May enhance the hypotensive effects of α-blockers and other antihypertensive drugs. Increased serum concentration with potent CYP3A4 inhibitors (e.g. itraconazole, ketoconazole, ritonavir, saquinavir, erythromycin, clarithromycin). Decreased plasma concentration with CYP3A4 inducers (e.g. rifampicin, phenobarbital, phenytoin, carbamazepine). May cause a slight increase in heart rate with theophylline. May increase the oral bioavailability of ethinylestradiol and terbutaline. Bosentan may reduce serum levels of tadalafil.

Potentially Fatal:

Enhanced hypotensive effects of organic nitrates (any form), and guanylate cyclase stimulators (e.g. riociguat).

Food Interaction

May increase serum concentration with grapefruit juice. May increase the risk of orthostatic hypotension with alcohol.

Action

Description:

Mechanism of Action: 

Tadalafil is a potent and selective inhibitor of phosphodiesterase type-5 (PDE-5), the enzyme responsible for the metabolism of cyclic guanosine monophosphate (cGMP). For ED, sexual stimulation causes the local release of nitric oxide in the corpus cavernosum then PDE-5 inhibition leads to increased cGMP levels. This effect causes smooth muscle relaxation and increased blood flow into the corpus cavernosum of the penile tissues, thereby producing an erection. For BPH, effects of PDE-5 inhibition results in decreased bladder nerve activity, and increased smooth muscle relaxation and blood perfusion of the bladder and prostate. For PAH, PDE-5 inhibition elevates cGMP concentrations leading to relaxation of pulmonary smooth muscle and vasodilation of the pulmonary vascular bed.

Onset: Within 1 hour.

Duration: Erectile dysfunction: Up to 36 hours.

Pharmacokinetics:

Absorption: Readily absorbed from the gastrointestinal tract. Time to peak plasma concentration: Approx 2 hours (range: 0.5-6 hours).

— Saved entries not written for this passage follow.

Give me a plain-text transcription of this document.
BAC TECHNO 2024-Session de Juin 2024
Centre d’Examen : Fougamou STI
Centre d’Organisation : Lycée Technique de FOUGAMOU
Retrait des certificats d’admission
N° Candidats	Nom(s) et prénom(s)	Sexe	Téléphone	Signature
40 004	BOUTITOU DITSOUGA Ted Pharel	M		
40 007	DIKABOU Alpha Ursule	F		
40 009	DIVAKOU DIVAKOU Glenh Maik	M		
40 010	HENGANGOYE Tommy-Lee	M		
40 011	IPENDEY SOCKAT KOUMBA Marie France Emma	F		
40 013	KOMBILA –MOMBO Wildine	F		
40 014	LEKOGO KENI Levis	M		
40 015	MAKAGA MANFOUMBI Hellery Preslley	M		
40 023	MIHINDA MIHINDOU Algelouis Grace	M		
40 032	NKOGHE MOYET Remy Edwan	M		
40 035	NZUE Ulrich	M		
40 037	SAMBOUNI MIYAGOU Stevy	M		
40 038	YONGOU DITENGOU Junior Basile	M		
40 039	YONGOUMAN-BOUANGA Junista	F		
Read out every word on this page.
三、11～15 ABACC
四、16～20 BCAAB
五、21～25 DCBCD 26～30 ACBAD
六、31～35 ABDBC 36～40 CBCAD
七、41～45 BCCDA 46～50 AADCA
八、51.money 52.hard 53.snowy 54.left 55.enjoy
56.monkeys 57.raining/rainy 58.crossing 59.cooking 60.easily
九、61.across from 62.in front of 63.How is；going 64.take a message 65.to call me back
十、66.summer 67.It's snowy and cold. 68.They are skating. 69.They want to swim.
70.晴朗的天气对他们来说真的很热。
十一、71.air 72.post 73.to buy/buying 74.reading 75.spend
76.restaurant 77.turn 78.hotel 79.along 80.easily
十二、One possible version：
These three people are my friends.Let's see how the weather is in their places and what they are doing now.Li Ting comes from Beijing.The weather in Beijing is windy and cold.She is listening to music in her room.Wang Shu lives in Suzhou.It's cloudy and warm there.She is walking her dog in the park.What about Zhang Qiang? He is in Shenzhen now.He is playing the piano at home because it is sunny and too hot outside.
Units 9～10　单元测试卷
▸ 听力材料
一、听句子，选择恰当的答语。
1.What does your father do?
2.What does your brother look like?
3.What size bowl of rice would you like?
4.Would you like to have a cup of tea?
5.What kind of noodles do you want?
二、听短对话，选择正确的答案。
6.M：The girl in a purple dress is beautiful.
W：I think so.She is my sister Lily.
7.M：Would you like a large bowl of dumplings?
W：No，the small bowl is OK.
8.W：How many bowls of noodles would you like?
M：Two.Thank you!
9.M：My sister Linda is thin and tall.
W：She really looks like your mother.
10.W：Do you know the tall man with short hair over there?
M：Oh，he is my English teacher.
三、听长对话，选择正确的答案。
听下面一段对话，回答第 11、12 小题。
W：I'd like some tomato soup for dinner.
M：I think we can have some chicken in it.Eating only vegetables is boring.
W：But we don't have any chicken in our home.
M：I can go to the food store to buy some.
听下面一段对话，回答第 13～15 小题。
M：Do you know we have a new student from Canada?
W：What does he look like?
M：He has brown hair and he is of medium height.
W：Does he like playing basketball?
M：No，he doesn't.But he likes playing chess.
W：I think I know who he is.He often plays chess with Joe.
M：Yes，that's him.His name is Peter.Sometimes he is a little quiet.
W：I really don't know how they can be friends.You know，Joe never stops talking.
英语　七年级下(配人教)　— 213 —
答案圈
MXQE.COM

Distribution: Widely distributed in the tissues. Detected in semen (small amounts). Volume of distribution: 63-77 L. Plasma protein binding: Approx 94%.

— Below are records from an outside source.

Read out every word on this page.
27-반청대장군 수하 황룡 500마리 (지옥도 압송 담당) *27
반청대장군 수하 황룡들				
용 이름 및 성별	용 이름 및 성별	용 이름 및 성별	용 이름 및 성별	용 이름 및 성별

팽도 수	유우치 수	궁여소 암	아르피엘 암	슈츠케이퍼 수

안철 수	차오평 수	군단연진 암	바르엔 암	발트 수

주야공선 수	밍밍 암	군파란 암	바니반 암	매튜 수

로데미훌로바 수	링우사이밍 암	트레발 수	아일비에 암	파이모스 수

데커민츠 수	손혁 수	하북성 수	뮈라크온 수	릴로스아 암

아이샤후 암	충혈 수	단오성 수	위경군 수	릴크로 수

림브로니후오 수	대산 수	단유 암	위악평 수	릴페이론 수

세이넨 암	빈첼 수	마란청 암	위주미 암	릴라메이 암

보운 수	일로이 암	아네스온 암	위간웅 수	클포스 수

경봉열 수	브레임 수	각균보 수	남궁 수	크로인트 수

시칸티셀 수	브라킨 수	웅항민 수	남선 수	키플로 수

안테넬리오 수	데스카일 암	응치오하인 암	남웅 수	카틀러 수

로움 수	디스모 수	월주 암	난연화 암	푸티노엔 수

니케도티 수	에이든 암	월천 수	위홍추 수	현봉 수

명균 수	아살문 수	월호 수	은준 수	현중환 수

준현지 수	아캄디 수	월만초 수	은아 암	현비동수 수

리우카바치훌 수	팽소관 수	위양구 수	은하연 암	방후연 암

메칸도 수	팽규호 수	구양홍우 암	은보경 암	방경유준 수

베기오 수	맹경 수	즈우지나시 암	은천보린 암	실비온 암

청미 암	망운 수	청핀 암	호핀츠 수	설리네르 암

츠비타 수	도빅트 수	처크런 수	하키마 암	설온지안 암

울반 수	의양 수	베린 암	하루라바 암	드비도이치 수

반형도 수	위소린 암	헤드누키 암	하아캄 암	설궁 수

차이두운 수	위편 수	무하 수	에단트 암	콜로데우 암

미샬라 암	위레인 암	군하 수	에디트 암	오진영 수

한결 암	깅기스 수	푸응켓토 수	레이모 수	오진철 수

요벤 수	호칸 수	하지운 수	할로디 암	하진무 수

Metabolism: Metabolised in the liver primarily by CYP3A4 isoenzyme into methylcatechol glucuronide (major inactive metabolite).

Excretion: Via faeces (approx 61%, mainly as metabolites); urine (approx 36%, primarily as metabolites). Elimination half-life: 15-17.5 hours.

Chemical Structure

Tadalafil

Source: National Center for Biotechnology Information. PubChem Database. Tadalafil, CID=110635, https://pubchem.ncbi.nlm.nih.gov/compound/Tadalafil (accessed on Jan. 23, 2020)

Storage

Store between 15-30°C. Protect from moisture.

MIMS Class

Drugs for Bladder & Prostate Disorders / Drugs for Erectile Dysfunction & Ejaculatory Disorders / Other Antihypertensives

ATC Classification

G04BE08 - tadalafil ; Belongs to the class of drugs used in erectile dysfunction.